Kosovo nimmt Coronavirus zum größten Fleischhaus der Schweiz

Die Schweizer Zeitung “Blic” hat berichtet, dass im großen Fleischhaus “Luthi & Portmann” bei Deiswilli bei Munchenbuchsee in Bern, Schweiz, ein Kosovar zu einem positiven Coronavirus geführt hat. Es wurde berichtet, dass Kosovar aus seinem Urlaub in Kosovo zurückgekehrt war und sofort zur Arbeit kam. Es wird berichtet, dass er jetzt in [...]
Es wurde berichtet, dass Kosovar aus seinem Urlaub in Kosovo zurückgekehrt war und sofort zur Arbeit kam. Es wurde berichtet, dass er nun in einem Krankenhaus mit schweren koronaren Symptomen liegt.
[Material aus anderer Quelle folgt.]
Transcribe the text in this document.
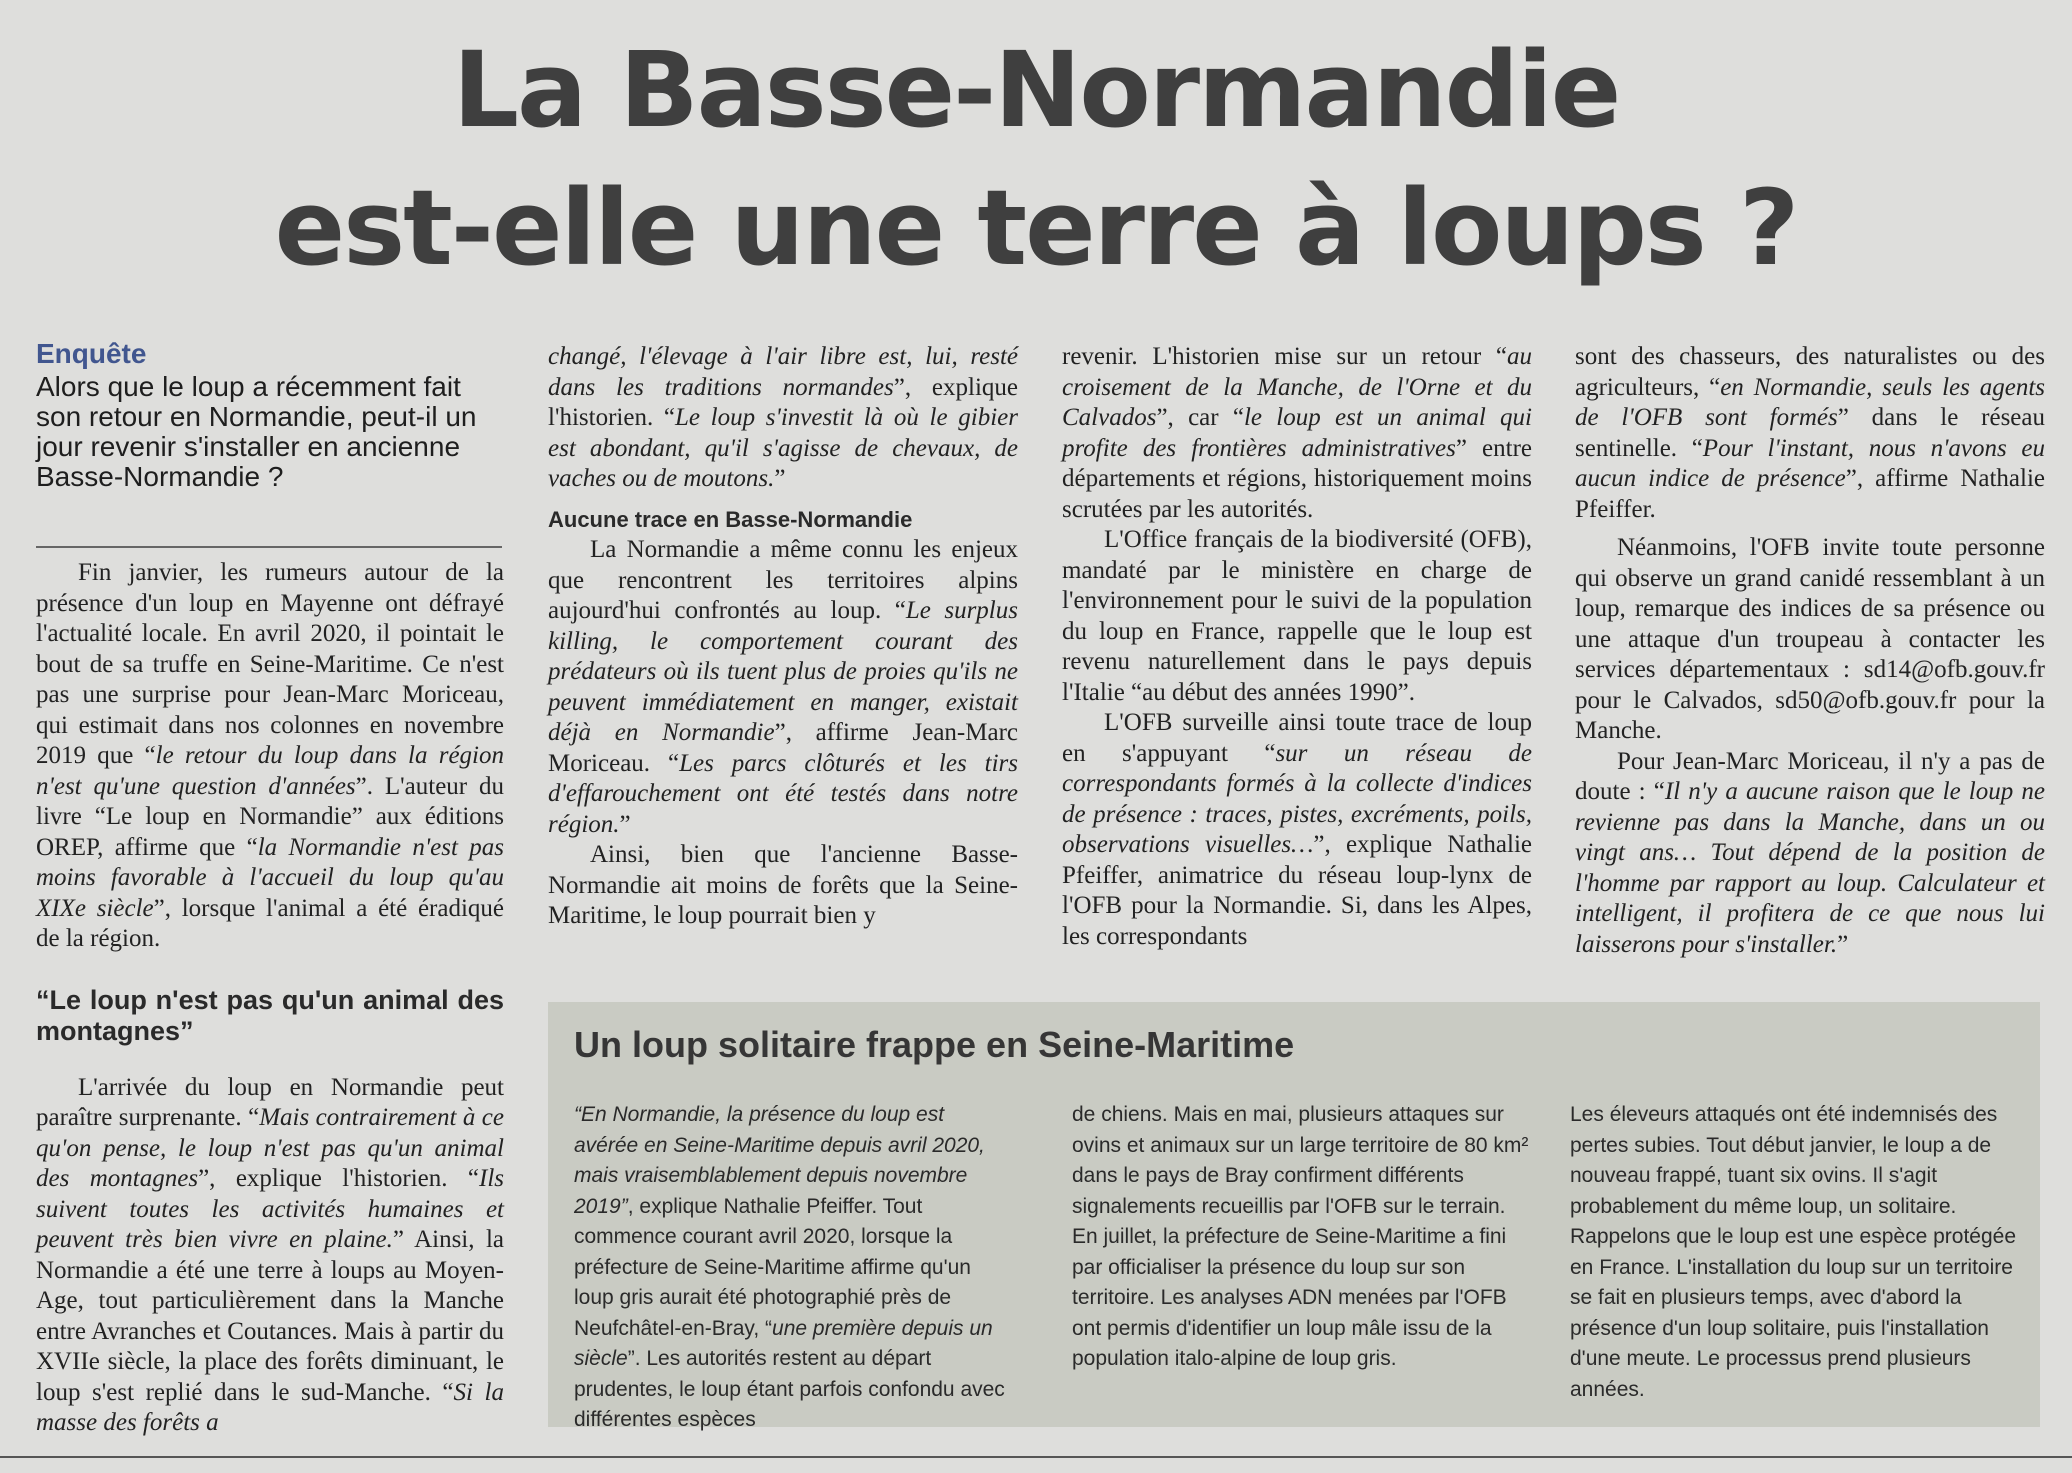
La Basse-Normandie
est-elle une terre à loups ?
Enquête

Alors que le loup a récemment fait son retour en Normandie, peut-il un jour revenir s'installer en ancienne Basse-Normandie ?

Fin janvier, les rumeurs autour de la présence d'un loup en Mayenne ont défrayé l'actualité locale. En avril 2020, il pointait le bout de sa truffe en Seine-Maritime. Ce n'est pas une surprise pour Jean-Marc Moriceau, qui estimait dans nos colonnes en novembre 2019 que “le retour du loup dans la région n'est qu'une question d'années”. L'auteur du livre “Le loup en Normandie” aux éditions OREP, affirme que “la Normandie n'est pas moins favorable à l'accueil du loup qu'au XIXe siècle”, lorsque l'animal a été éradiqué de la région.

“Le loup n'est pas qu'un animal des montagnes”

L'arrivée du loup en Normandie peut paraître surprenante. “Mais contrairement à ce qu'on pense, le loup n'est pas qu'un animal des montagnes”, explique l'historien. “Ils suivent toutes les activités humaines et peuvent très bien vivre en plaine.” Ainsi, la Normandie a été une terre à loups au Moyen-Age, tout particulièrement dans la Manche entre Avranches et Coutances. Mais à partir du XVIIe siècle, la place des forêts diminuant, le loup s'est replié dans le sud-Manche. “Si la masse des forêts a

changé, l'élevage à l'air libre est, lui, resté dans les traditions normandes”, explique l'historien. “Le loup s'investit là où le gibier est abondant, qu'il s'agisse de chevaux, de vaches ou de moutons.”

Aucune trace en Basse-Normandie

La Normandie a même connu les enjeux que rencontrent les territoires alpins aujourd'hui confrontés au loup. “Le surplus killing, le comportement courant des prédateurs où ils tuent plus de proies qu'ils ne peuvent immédiatement en manger, existait déjà en Normandie”, affirme Jean-Marc Moriceau. “Les parcs clôturés et les tirs d'effarouchement ont été testés dans notre région.”

Ainsi, bien que l'ancienne Basse-Normandie ait moins de forêts que la Seine-Maritime, le loup pourrait bien y

revenir. L'historien mise sur un retour “au croisement de la Manche, de l'Orne et du Calvados”, car “le loup est un animal qui profite des frontières administratives” entre départements et régions, historiquement moins scrutées par les autorités.

L'Office français de la biodiversité (OFB), mandaté par le ministère en charge de l'environnement pour le suivi de la population du loup en France, rappelle que le loup est revenu naturellement dans le pays depuis l'Italie “au début des années 1990”.

L'OFB surveille ainsi toute trace de loup en s'appuyant “sur un réseau de correspondants formés à la collecte d'indices de présence : traces, pistes, excréments, poils, observations visuelles…”, explique Nathalie Pfeiffer, animatrice du réseau loup-lynx de l'OFB pour la Normandie. Si, dans les Alpes, les correspondants

sont des chasseurs, des naturalistes ou des agriculteurs, “en Normandie, seuls les agents de l'OFB sont formés” dans le réseau sentinelle. “Pour l'instant, nous n'avons eu aucun indice de présence”, affirme Nathalie Pfeiffer.

Néanmoins, l'OFB invite toute personne qui observe un grand canidé ressemblant à un loup, remarque des indices de sa présence ou une attaque d'un troupeau à contacter les services départementaux : sd14@ofb.gouv.fr pour le Calvados, sd50@ofb.gouv.fr pour la Manche.

Pour Jean-Marc Moriceau, il n'y a pas de doute : “Il n'y a aucune raison que le loup ne revienne pas dans la Manche, dans un ou vingt ans… Tout dépend de la position de l'homme par rapport au loup. Calculateur et intelligent, il profitera de ce que nous lui laisserons pour s'installer.”

Un loup solitaire frappe en Seine-Maritime

“En Normandie, la présence du loup est avérée en Seine-Maritime depuis avril 2020, mais vraisemblablement depuis novembre 2019”, explique Nathalie Pfeiffer. Tout commence courant avril 2020, lorsque la préfecture de Seine-Maritime affirme qu'un loup gris aurait été photographié près de Neufchâtel-en-Bray, “une première depuis un siècle”. Les autorités restent au départ prudentes, le loup étant parfois confondu avec différentes espèces

de chiens. Mais en mai, plusieurs attaques sur ovins et animaux sur un large territoire de 80 km² dans le pays de Bray confirment différents signalements recueillis par l'OFB sur le terrain.
En juillet, la préfecture de Seine-Maritime a fini par officialiser la présence du loup sur son territoire. Les analyses ADN menées par l'OFB ont permis d'identifier un loup mâle issu de la population italo-alpine de loup gris.

Les éleveurs attaqués ont été indemnisés des pertes subies. Tout début janvier, le loup a de nouveau frappé, tuant six ovins. Il s'agit probablement du même loup, un solitaire. Rappelons que le loup est une espèce protégée en France. L'installation du loup sur un territoire se fait en plusieurs temps, avec d'abord la présence d'un loup solitaire, puis l'installation d'une meute. Le processus prend plusieurs années.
Der Arbeitgeber hat Kritik ausgesetzt, da er sich der Strecke des Kosovo-Mitarbeiters bewusst war und seine Quarantäne mit der Rückkehr in die Schweiz nicht suchte.
Das Unternehmen sagt jedoch, dass es, als Kosovo am 29. Juni vom Urlaub zurückkehrte, nicht die zweiwöchige Quarantäneregel der Personen, die aus Risikoorten kommen.
“Corona-alarm der großen ostensary ♫ Lutonhi & Portmann's in Deisswill bei Munchenbuchsee in Bern. Blick hat gelernt, dass ein Arbeiter nach Rückkehr aus dem Land der Risikolosigkeit, Kosovo, sofort am Arbeitsplatz erschienen ist. Der Vorgesetzten war sich der Arbeiterroute bewusst, aber nicht in Quarantäne. Nun hat sich Kosovar positiv bewährt. Nach einigen Quellen hat der Arbeiter einen schweren Kreislauf. Er ist sogar im Krankenhaus”, schrieb er Blick.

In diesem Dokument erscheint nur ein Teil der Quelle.